En outre, des « milliers d’élus communistes » siégeront les sept années à venir dans les conseils municipaux. Cela permet au PCF de demeurer la troisième force municipale, derrière « les Républicains » (LR) et le Parti socialiste.
Si la satisfaction était de mise, place du Colonel-Fabien, la lucidité également. Si neuf villes de plus de 3 500 habitants ont été gagnées – dont Nîmes face au Rassemblement national (RN), Aubagne (48 000 habitants) et Héricourt –, dans la même catégorie, quarante ont été perdues, dont Vénissieux (66 000 habitants) et La Courneuve au profit de la France Insoumise (FI), Corbeil-Essonnes et Champs-sur-Marne au profit de la droite, Vierzon, au profit de l’extrême droite.
Un autre motif inquiète la direction du PCF : dans une centaine de villages, des maires n’ont pas pu assurer la relève avec un successeur issu du PCF, symptôme de la difficulté à renouveler les effectifs.
Le constat est fait d’une gauche qui reste faible. Pour elle, désormais, « l’enjeu (…) n’est pas de se partager une part de marché électoral plafonnant à 30 %, estime Véronique Sanchez, responsable de la commission santé et protection sociale, mais de construire un projet politique capable de parler à une majorité sociale ». Le secrétaire du Rhône, Benoît Roux, alerte sur la situation de son département, où la gauche l’emporte à Lyon et Villeurbanne, « mais, dès qu’on passe le périphérique, c’est la raclée ».
Évelyne Ternant, du Doubs, explique les reculs de la gauche : « La fusion des trois droites se réalise.
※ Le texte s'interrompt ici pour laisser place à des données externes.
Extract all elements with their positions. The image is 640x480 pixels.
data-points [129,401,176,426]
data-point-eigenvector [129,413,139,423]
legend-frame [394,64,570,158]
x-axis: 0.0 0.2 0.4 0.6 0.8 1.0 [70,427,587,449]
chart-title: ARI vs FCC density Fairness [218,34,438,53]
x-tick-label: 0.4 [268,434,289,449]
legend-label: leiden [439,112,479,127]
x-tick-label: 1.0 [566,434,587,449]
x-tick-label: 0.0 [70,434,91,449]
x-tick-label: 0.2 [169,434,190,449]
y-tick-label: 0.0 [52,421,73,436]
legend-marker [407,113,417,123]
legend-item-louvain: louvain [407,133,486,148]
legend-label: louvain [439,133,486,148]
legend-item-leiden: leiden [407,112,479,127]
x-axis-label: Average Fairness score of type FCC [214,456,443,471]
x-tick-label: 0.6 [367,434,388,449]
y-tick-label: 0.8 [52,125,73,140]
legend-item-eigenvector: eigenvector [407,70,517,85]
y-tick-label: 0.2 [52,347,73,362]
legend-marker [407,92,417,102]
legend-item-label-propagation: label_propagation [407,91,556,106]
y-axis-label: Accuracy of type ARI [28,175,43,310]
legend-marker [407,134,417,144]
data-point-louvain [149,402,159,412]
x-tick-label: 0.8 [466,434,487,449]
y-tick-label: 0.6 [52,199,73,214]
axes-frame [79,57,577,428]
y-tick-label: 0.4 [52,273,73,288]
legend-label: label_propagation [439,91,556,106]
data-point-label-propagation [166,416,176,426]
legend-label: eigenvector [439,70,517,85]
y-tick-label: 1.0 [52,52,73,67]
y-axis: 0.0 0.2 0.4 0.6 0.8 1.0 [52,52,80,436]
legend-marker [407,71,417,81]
L’électorat précède souvent les décisions des états-majors » de LR, RN ou macroniste en « votant utile dès le premier tour pour le candidat qui va l’emporter ».
La question de l’union de la gauche a également interrogé les conseillers nationaux. Adrien Tiberti, du secteur élections, relève la capacité des communistes, aux municipales, à rassembler l’électorat de gauche : « Il y a des points d’appui. Dans les endroits où il y a absence de l’union de toute la gauche, la FI est éteinte quand la liste d’union est menée par les communistes. Au Havre, à Nîmes, la France insoumise fait 4 % au premier tour. » D’autres estiment que la dispersion au premier tour n’a pas permis de rassembler les électorats au second tour et que la nationalisation du débat a empêché de se concentrer sur les enjeux locaux.